Universo em que mais fortes devoram mais fracos é olhado de fora por Assis

SÉRGIO RIZZO
CRÍTICO DA FOLHA

"Baixio das Bestas" confirma o que "Amarelo Manga" (2002) já havia demonstrado: no cenário de pasmaceira dominante do atual cinema brasileiro de ficção, é natural que se acompanhe de perto, e com interesse, a parceria de inconfundível personalidade entre o diretor Cláudio Assis e o roteirista Hilton Lacerda -que também colaborou em "Baile Perfumado" (1997), de Paulo Caldas e Lírio Ferreira, e "Árido Movie" (2004), de Ferreira.
Em "Amarelo Manga", ao menos duas vigas sustentavam a busca por uma abordagem de risco: o feixe de personagens atípicos, comprimidos em panela de pressão que parece o tempo todo prestes a explodir, com uma série de dramas interligados pelo fio um tanto esgarçado do acaso; e o rigoroso tratamento estético -com ênfase na fotografia de Walter Carvalho e na direção de arte de Renata Pinheiro- que procurava integrar o conjunto.
"Baixio..." reúne o mesmo núcleo de colaboradores (reforçado pelo operador de câmera Lula Carvalho e anabolizado pela filmagem em esplendoroso super 35 mm) e radicaliza as duas coordenadas: a beleza da textura e dos enquadramentos serve ao horror da sociedade de consumo em estado bruto, sem perspectivas -certa miséria existencial que leva a um desenho do mundo como uma gaiola em que os mais fortes devoram os mais fracos, mas continuam presos ali.
Cria-se, no entanto, um ruído: esse universo de barbárie não é exposto de dentro, pelas suas próprias entranhas, mas de fora, por um olhar que se apresenta como estrangeiro e, nas cenas de violência sexual contra mulheres, um tanto voyeurístico, abdicando do poder de sugestão das imagens em nome da crueza descritiva.

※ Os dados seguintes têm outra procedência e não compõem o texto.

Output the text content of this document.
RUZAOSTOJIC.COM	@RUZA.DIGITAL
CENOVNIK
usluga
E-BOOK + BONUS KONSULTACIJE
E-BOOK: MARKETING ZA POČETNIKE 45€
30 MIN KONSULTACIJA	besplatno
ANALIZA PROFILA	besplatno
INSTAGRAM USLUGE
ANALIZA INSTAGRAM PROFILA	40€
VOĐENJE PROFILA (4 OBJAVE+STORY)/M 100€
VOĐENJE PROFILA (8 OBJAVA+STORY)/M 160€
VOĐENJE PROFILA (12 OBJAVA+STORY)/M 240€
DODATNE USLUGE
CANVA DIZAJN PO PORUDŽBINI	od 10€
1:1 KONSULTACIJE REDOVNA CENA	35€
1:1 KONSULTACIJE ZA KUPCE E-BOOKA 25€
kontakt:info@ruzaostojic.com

A opção distancia "Baixio das Bestas" de um filme admirável com o qual mantém parentesco formal e de visão de mundo: "A Humanidade" (1999), do francês Bruno Dumont -que, ao mergulhar em uma cidade no meio do nada onde vive um infanticida, potencializa o horror por abordá-lo via elipse e, longe do escândalo fácil, obtém resultado devastador.